Simon Evans reported in The Weekend Financial Review, 17–18 September 2005, that Brian McGuigan is pushing to overturn decades of tradition in a bold bid to slash costs as the wine industry reels from grape oversupply.

McGuigan, a veteran of the sector with more than 40 years’ experience, has put forward a radical plan that would entail his 300 grapegrowers sharing more of the burden of a volatile market under a new payment model.

He wants to set up a specialist joint-venture company in which growers would take a stake and ultimately be paid on the success or otherwise of the wine produced from their grapes.

But growers are angry and resisting change.

McGuigan believes now is the time to make changes, and that growers will benefit from less volatility in payments caused by the swing between good times and bad.

Mike Stone, chief executive of Murray Valley Winegrowers Inc, is aghast at the McGuigan proposal for growers to share more of the pain.

‘It might well suit Brian but it represents massive risk to growers’ Stone said.

The formation of a joint-venture company that would later distribute the profits from sales of finished wine back to grapegrowers would create enormous uncertainty about cash flow.
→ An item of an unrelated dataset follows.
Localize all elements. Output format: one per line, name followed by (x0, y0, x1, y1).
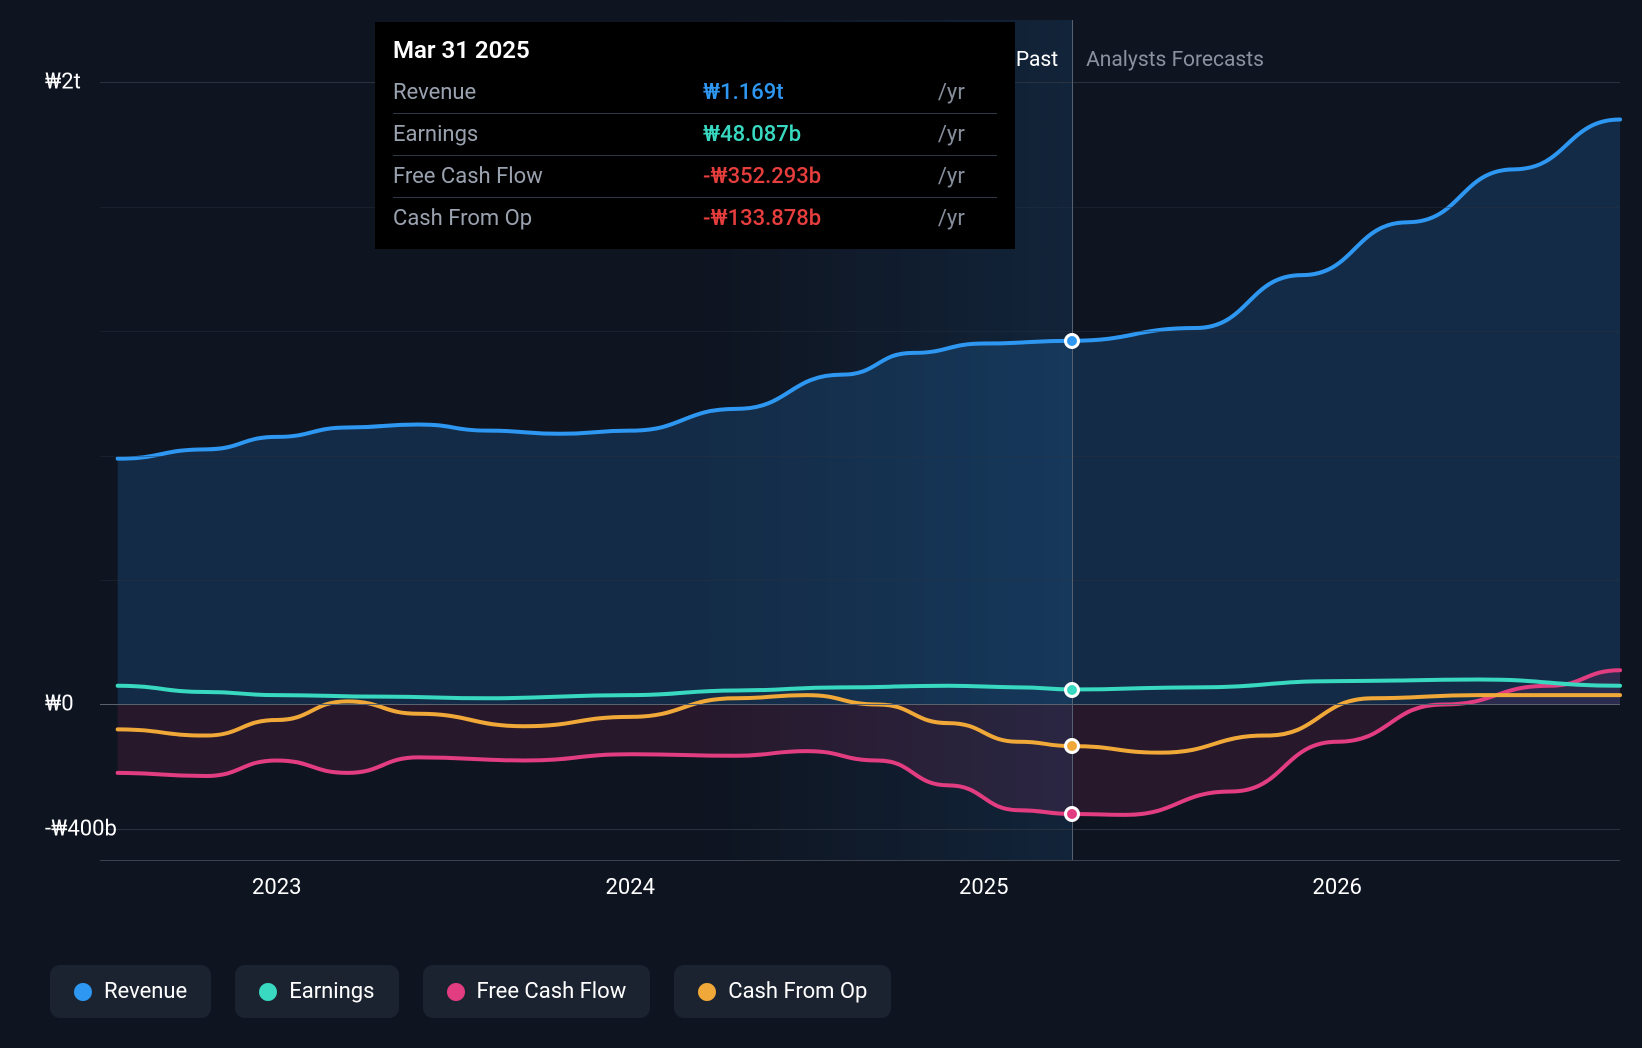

Stone says it would make it impossible for growers to plan for capital spending projects such as irrigation upgrades or switching grape varieties.

Chris Byrne, executive officer of the Riverland Winegrape Growers Association, which oversees 1200 growers in north-east South Australia, says growers do not like the message that the old style of fixed contracts is under pressure.

Growers are highly resistant to change and would insist that any move to a profit-sharing model would need to be highly transparent because there is a high degree of mistrust between growers and wine companies across the industry.